Holding that first baby in my arms I felt my heart enlarged ten sizes. I was in love. A deep “I will die for you right now”, kind of love. I still feel that way about my children. Maybe too much?
Hovering Codependent Parent
There is the caricature of the stay-at-home mom who lives for her children–she dotes on them, shows up at all the school and church functions, waits on them hand and foot and drives them everywhere. Most of all she believes her little angels can do no wrong. Typically the codependent parent is the woman who lives her life through her child. (Find more background in Codependent: What is it? and Counter Dependent the Other Codependent).
We can all laugh and say “ha ha” I know that person, but it is certainly not me. I don’t have time for that nonsense.
What if it is much deeper than that. What if the codependent parent also looks like this:
- A parent who is never wrong
- A parent who has a victim mentality
- A parent who must maintain control often by manipulation
- A parent who has trouble with intimacy
- A parent who never listens
Codependency with Your Child
A fresh new babe brought into the house of a family does not know any different. The family they grew up in is the norm. What that family does is what all families do until the child begins to see and understand a bit of the outside world.
This is also true for parents who were once children in their own families. Often the manipulation of the codependent parent is subtle:
- I am doing this for your own good.
- You want a good job right?
- I just want what is best for you.
- I just don’t want to see you make the mistakes I made.
Then there are the more overt actions of never acknowledging that a child is a separate person. That he/she is a person with feelings, dreams, and ideas of their own. In the most difficult cases, the parent sees the child as an extension of themselves. Someone to fulfill them as a parent and to give them love, significance and security.
When the Roles Reverse
A parent’s main job in life for a child is to provide for them physically, emotionally and spiritually. They do this by showing love, significance and providing security.
Where the child gets stuck is when the role is reversed. The immature parent demands that the child do that for them. Because the child does not know any different and the parent is their sole source of support and knowledge of family; the child complies.

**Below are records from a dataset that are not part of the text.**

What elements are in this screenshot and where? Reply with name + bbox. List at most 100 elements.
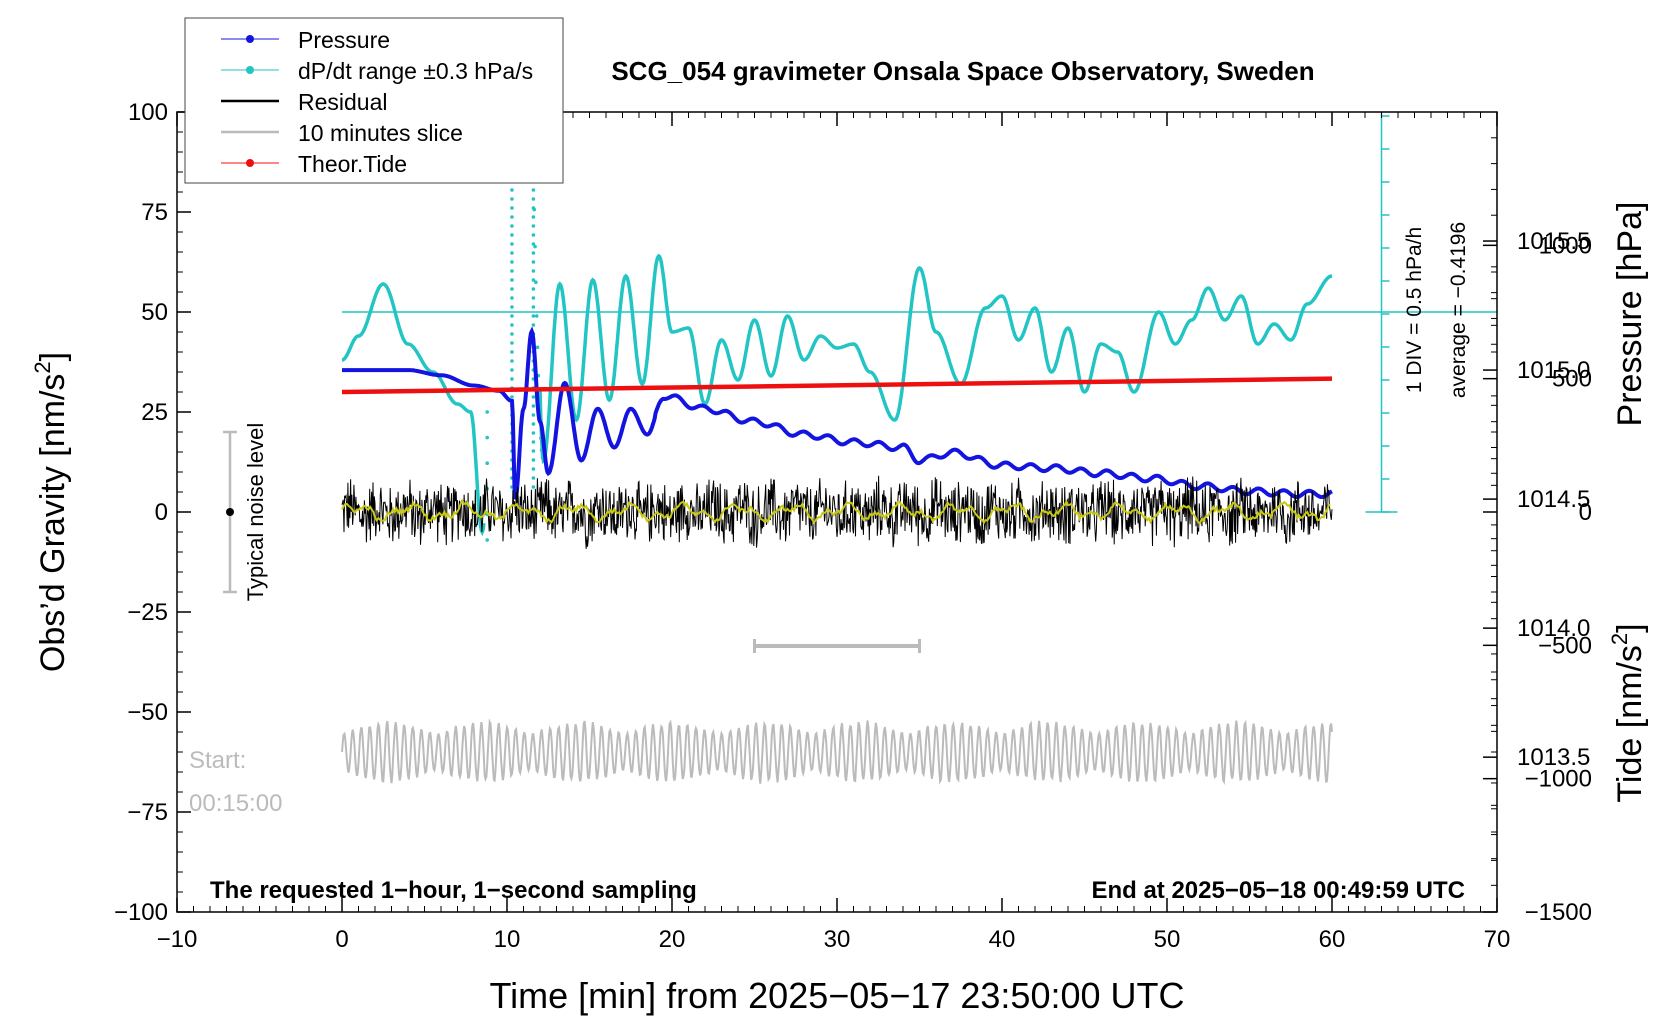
plot-area	[341, 112, 1497, 786]
tide-tick-label: 1000	[1539, 232, 1592, 259]
legend: Pressure dP/dt range ±0.3 hPa/s Residual…	[184, 17, 564, 184]
svg-text:10 minutes slice: 10 minutes slice	[298, 120, 463, 146]
dpdt-point	[485, 538, 490, 542]
dpdt-point	[510, 188, 514, 192]
legend-item-slice: 10 minutes slice	[221, 120, 463, 146]
dpdt-point	[531, 476, 536, 480]
dpdt-point	[510, 287, 514, 291]
pressure-series-line	[342, 326, 1333, 500]
tide-tick-label: −1500	[1525, 899, 1592, 926]
x-tick-label: 60	[1319, 926, 1346, 953]
chart-title: SCG_054 gravimeter Onsala Space Observat…	[611, 56, 1314, 86]
dpdt-point	[531, 314, 536, 318]
dpdt-point	[510, 260, 514, 264]
y-tick-label: 75	[141, 199, 168, 226]
tide-tick-label: 500	[1552, 366, 1592, 393]
dpdt-point	[510, 215, 514, 219]
dpdt-point	[531, 440, 536, 444]
dpdt-series-line	[341, 282, 486, 537]
dpdt-point	[510, 368, 514, 372]
dpdt-point	[532, 207, 537, 212]
x-tick-label: 40	[989, 926, 1016, 953]
x-axis-label: Time [min] from 2025−05−17 23:50:00 UTC	[489, 975, 1184, 1016]
noise-level-marker: Typical noise level	[223, 423, 268, 602]
dpdt-point	[510, 251, 514, 255]
dpdt-point	[531, 431, 536, 435]
pressure-tick-label: 1014.0	[1517, 615, 1590, 642]
dpdt-point	[531, 242, 536, 246]
dpdt-point	[510, 206, 514, 210]
x-tick-label: 20	[659, 926, 686, 953]
dpdt-point	[533, 244, 537, 249]
y-tick-label: −100	[114, 899, 168, 926]
legend-item-pressure: Pressure	[221, 27, 390, 53]
dpdt-point	[510, 233, 514, 237]
residual-smooth-line	[341, 499, 1331, 525]
dpdt-series-line	[538, 253, 1333, 465]
dpdt-point	[531, 233, 536, 237]
y-tick-label: 50	[141, 299, 168, 326]
pressure-tick-label: 1013.5	[1517, 744, 1590, 771]
dpdt-point	[510, 305, 514, 309]
dpdt-point	[510, 224, 514, 228]
y-axis-label-pressure: Pressure [hPa]	[1611, 202, 1649, 427]
tide-tick-label: 0	[1579, 499, 1592, 526]
dpdt-point	[531, 260, 536, 264]
dpdt-point	[510, 269, 514, 273]
x-tick-label: 50	[1154, 926, 1181, 953]
y-tick-label: −75	[127, 799, 168, 826]
dpdt-point	[510, 278, 514, 282]
svg-text:Theor.Tide: Theor.Tide	[298, 151, 407, 177]
average-label: average = −0.4196	[1447, 222, 1470, 398]
x-tick-label: 10	[494, 926, 521, 953]
dpdt-point	[510, 359, 514, 363]
dpdt-point	[485, 410, 490, 414]
legend-item-residual: Residual	[221, 89, 388, 115]
slice-series-line	[341, 718, 1333, 786]
y-axis-label-tide: Tide [nm/s2]	[1607, 623, 1649, 802]
x-tick-label: 0	[335, 926, 348, 953]
y-tick-label: −50	[127, 699, 168, 726]
dpdt-point	[531, 323, 536, 327]
svg-text:Pressure: Pressure	[298, 27, 390, 53]
plot-frame	[176, 111, 1498, 913]
legend-item-tide: Theor.Tide	[221, 151, 407, 177]
y-tick-label: 25	[141, 399, 168, 426]
dpdt-point	[510, 197, 514, 201]
axes: −10 0 10 20 30 40 50 60 701007550250−25−50−75−10…	[114, 99, 1592, 953]
pressure-tick-label: 1015.5	[1517, 228, 1590, 255]
pressure-tick-label: 1015.0	[1517, 357, 1590, 384]
div-label: 1 DIV = 0.5 hPa/h	[1403, 227, 1426, 393]
dpdt-point	[531, 278, 536, 282]
bottom-left-note: The requested 1−hour, 1−second sampling	[210, 877, 697, 904]
dpdt-point	[531, 296, 536, 300]
dpdt-point	[531, 449, 536, 453]
dpdt-point	[531, 269, 536, 273]
svg-text:Residual: Residual	[298, 89, 388, 115]
x-tick-label: −10	[157, 926, 198, 953]
tide-tick-label: −1000	[1525, 766, 1592, 793]
dpdt-point	[510, 332, 514, 336]
dpdt-point	[531, 224, 536, 228]
dpdt-point	[510, 296, 514, 300]
x-tick-label: 70	[1484, 926, 1511, 953]
dpdt-point	[531, 422, 536, 426]
dpdt-point	[531, 413, 536, 417]
tide-series-line	[341, 376, 1333, 395]
dpdt-point	[510, 341, 514, 345]
legend-item-dpdt: dP/dt range ±0.3 hPa/s	[221, 58, 533, 84]
dpdt-point	[510, 395, 514, 399]
dpdt-point	[510, 377, 514, 381]
pressure-tick-label: 1014.5	[1517, 486, 1590, 513]
dpdt-point	[510, 323, 514, 327]
dpdt-point	[531, 485, 536, 489]
dpdt-point	[485, 461, 490, 466]
residual-series-line	[341, 475, 1333, 549]
y-tick-label: −25	[127, 599, 168, 626]
dpdt-point	[510, 314, 514, 318]
bottom-right-note: End at 2025−05−18 00:49:59 UTC	[1091, 877, 1465, 904]
noise-level-label: Typical noise level	[243, 423, 268, 602]
start-label: Start:	[189, 747, 246, 774]
y-tick-label: 100	[128, 99, 168, 126]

This kind of codependency lays a heavy burden on the child that could last a lifetime. The radio show Prairie Home Companion depicts such an adult relationship between a codependent parent and adult child.
Hope For Codependent Parent/Child Relationships
If you are parenting a child right now, here are areas to look at:
1) Do you have hobbies and activities without your children that are fulfilling?

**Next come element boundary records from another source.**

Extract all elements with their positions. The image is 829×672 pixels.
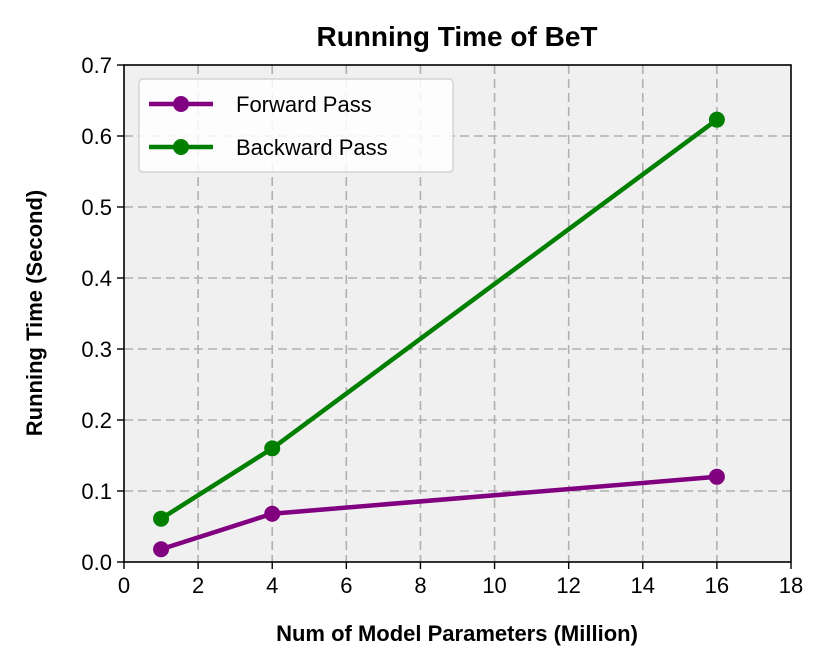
data-point-forward-pass — [153, 541, 170, 558]
legend-marker-forward-pass — [173, 96, 189, 112]
legend-box — [138, 78, 454, 173]
series-backward-pass — [153, 111, 725, 527]
x-tick-label: 16 — [705, 573, 729, 598]
data-point-backward-pass — [708, 111, 725, 128]
y-tick-label: 0.5 — [81, 195, 112, 220]
x-axis-label: Num of Model Parameters (Million) — [276, 621, 638, 646]
y-axis-label: Running Time (Second) — [22, 190, 47, 436]
data-point-forward-pass — [264, 505, 281, 522]
legend-label-backward-pass: Backward Pass — [236, 135, 388, 160]
y-tick-label: 0.2 — [81, 408, 112, 433]
x-tick-label: 0 — [118, 573, 130, 598]
axis-ticks: 0 2 4 6 8 10 12 14 16 18 0.0 0.1 0.2 0.3 0.4 0.5 0.6 0.7 — [81, 53, 803, 598]
x-tick-label: 6 — [340, 573, 352, 598]
plot-frame — [123, 64, 792, 563]
legend: Forward Pass Backward Pass — [138, 78, 454, 173]
y-tick-label: 0.3 — [81, 337, 112, 362]
data-point-backward-pass — [264, 440, 281, 457]
x-tick-label: 12 — [556, 573, 580, 598]
x-tick-label: 8 — [414, 573, 426, 598]
x-tick-label: 10 — [482, 573, 506, 598]
y-tick-label: 0.1 — [81, 479, 112, 504]
y-tick-label: 0.7 — [81, 53, 112, 78]
y-tick-label: 0.6 — [81, 124, 112, 149]
legend-marker-backward-pass — [173, 139, 189, 155]
x-tick-label: 2 — [192, 573, 204, 598]
data-point-forward-pass — [708, 468, 725, 485]
data-point-backward-pass — [153, 510, 170, 527]
chart-title: Running Time of BeT — [316, 21, 597, 52]
x-tick-label: 14 — [631, 573, 655, 598]
x-tick-label: 18 — [779, 573, 803, 598]
y-tick-label: 0.4 — [81, 266, 112, 291]
legend-label-forward-pass: Forward Pass — [236, 92, 372, 117]
series-layer — [153, 111, 725, 558]
series-forward-pass — [153, 468, 725, 558]
x-tick-label: 4 — [266, 573, 278, 598]
y-tick-label: 0.0 — [81, 550, 112, 575]
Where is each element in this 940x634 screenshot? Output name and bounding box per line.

2) Do you model and practice positive self-talk and self-care?
3) Do you demonstrate and tell your child that they are valuable because of who they are not what they do. God made them unique and special in His image.
4) Do you allow your children to experiment with ideas, activities, thoughts, and talents that you may not agree with but don’t shame them for trying.

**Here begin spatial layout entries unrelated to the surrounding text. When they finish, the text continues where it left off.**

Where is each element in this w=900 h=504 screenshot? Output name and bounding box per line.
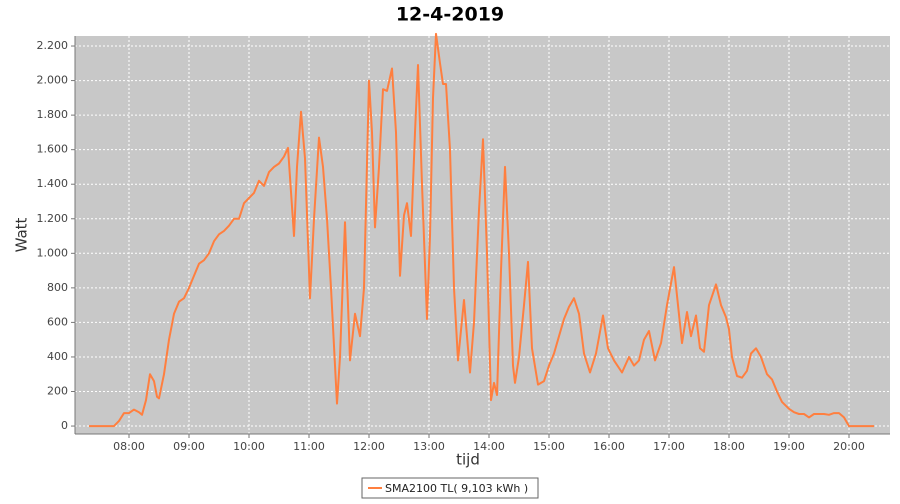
plot-area <box>75 36 890 434</box>
x-tick-label: 15:00 <box>533 440 565 453</box>
y-tick-label: 600 <box>47 315 68 328</box>
legend <box>361 477 539 499</box>
x-tick-label: 16:00 <box>593 440 625 453</box>
x-tick-label: 12:00 <box>353 440 385 453</box>
x-axis-label: tijd <box>456 451 480 469</box>
chart-title: 12-4-2019 <box>396 4 504 26</box>
y-tick-label: 2.000 <box>37 74 69 87</box>
y-axis-label: Watt <box>13 217 31 252</box>
x-tick-label: 18:00 <box>713 440 745 453</box>
y-tick-label: 1.800 <box>37 108 69 121</box>
x-tick-label: 10:00 <box>233 440 265 453</box>
x-tick-label: 20:00 <box>833 440 865 453</box>
x-tick-label: 13:00 <box>413 440 445 453</box>
y-tick-label: 1.200 <box>37 212 69 225</box>
x-tick-label: 14:00 <box>473 440 505 453</box>
y-tick-label: 0 <box>61 419 68 432</box>
y-tick-label: 400 <box>47 350 68 363</box>
y-tick-label: 1.600 <box>37 143 69 156</box>
y-tick-label: 1.400 <box>37 177 69 190</box>
x-tick-label: 08:00 <box>113 440 145 453</box>
x-tick-label: 17:00 <box>653 440 685 453</box>
x-tick-label: 09:00 <box>173 440 205 453</box>
y-tick-label: 800 <box>47 281 68 294</box>
legend-label: SMA2100 TL( 9,103 kWh ) <box>385 482 528 495</box>
y-tick-label: 2.200 <box>37 39 69 52</box>
y-tick-label: 200 <box>47 385 68 398</box>
y-tick-label: 1.000 <box>37 246 69 259</box>
x-tick-label: 19:00 <box>773 440 805 453</box>
x-tick-label: 11:00 <box>293 440 325 453</box>
line-series <box>89 32 874 428</box>
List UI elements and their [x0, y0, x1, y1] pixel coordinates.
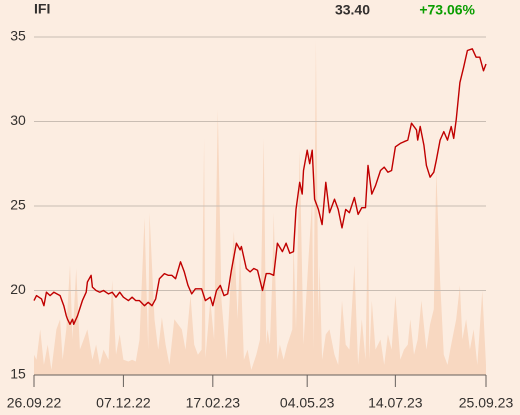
- ticker: IFI: [34, 1, 50, 17]
- y-tick-label: 15: [10, 366, 26, 382]
- x-tick-label: 07.12.22: [96, 395, 151, 411]
- volume-area: [34, 40, 486, 376]
- y-tick-label: 35: [10, 28, 26, 44]
- x-tick-label: 26.09.22: [7, 395, 62, 411]
- x-tick-label: 04.05.23: [280, 395, 335, 411]
- y-tick-label: 30: [10, 112, 26, 128]
- price-line: [33, 48, 487, 325]
- x-tick-label: 25.09.23: [459, 395, 514, 411]
- y-tick-label: 25: [10, 197, 26, 213]
- y-tick-label: 20: [10, 281, 26, 297]
- price-change: +73.06%: [419, 2, 475, 18]
- last-price: 33.40: [335, 2, 370, 18]
- x-tick-label: 17.02.23: [186, 395, 241, 411]
- x-tick-label: 14.07.23: [368, 395, 423, 411]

5) Are you comfortable with failure, yours and theirs?
For adult children of codependent parents
1) Read, read, read, after a lifetime of confusion about your role, you may need more time to come to terms with who you are and who you want to be in the parent/child relationship.
2) You may want to go to a Codependents Anonymous Meeting. There you can see and hear what other people share about their family of origin and the family they raised.
3) Set boundaries on the present relationship with your parents. A great resource for this is Dr. Robert Townsend and Dr. Henry Cloud, Boundaries: When to say Yes, How to Say No to Take Control of Your Life.
4) If you were raised by codependent parents and are raising children right now, seeing a therapist about your part in the codependent process can save heartache later.
Leaving a Legacy of Health
Leaving the past unhealthy relationships in the past is the greatest legacy you can leave your children.
Your children are not your children. They are the sons and daughters of Life’s longing for itself. They came through you but not from you and though they are with you yet they belong not to you.”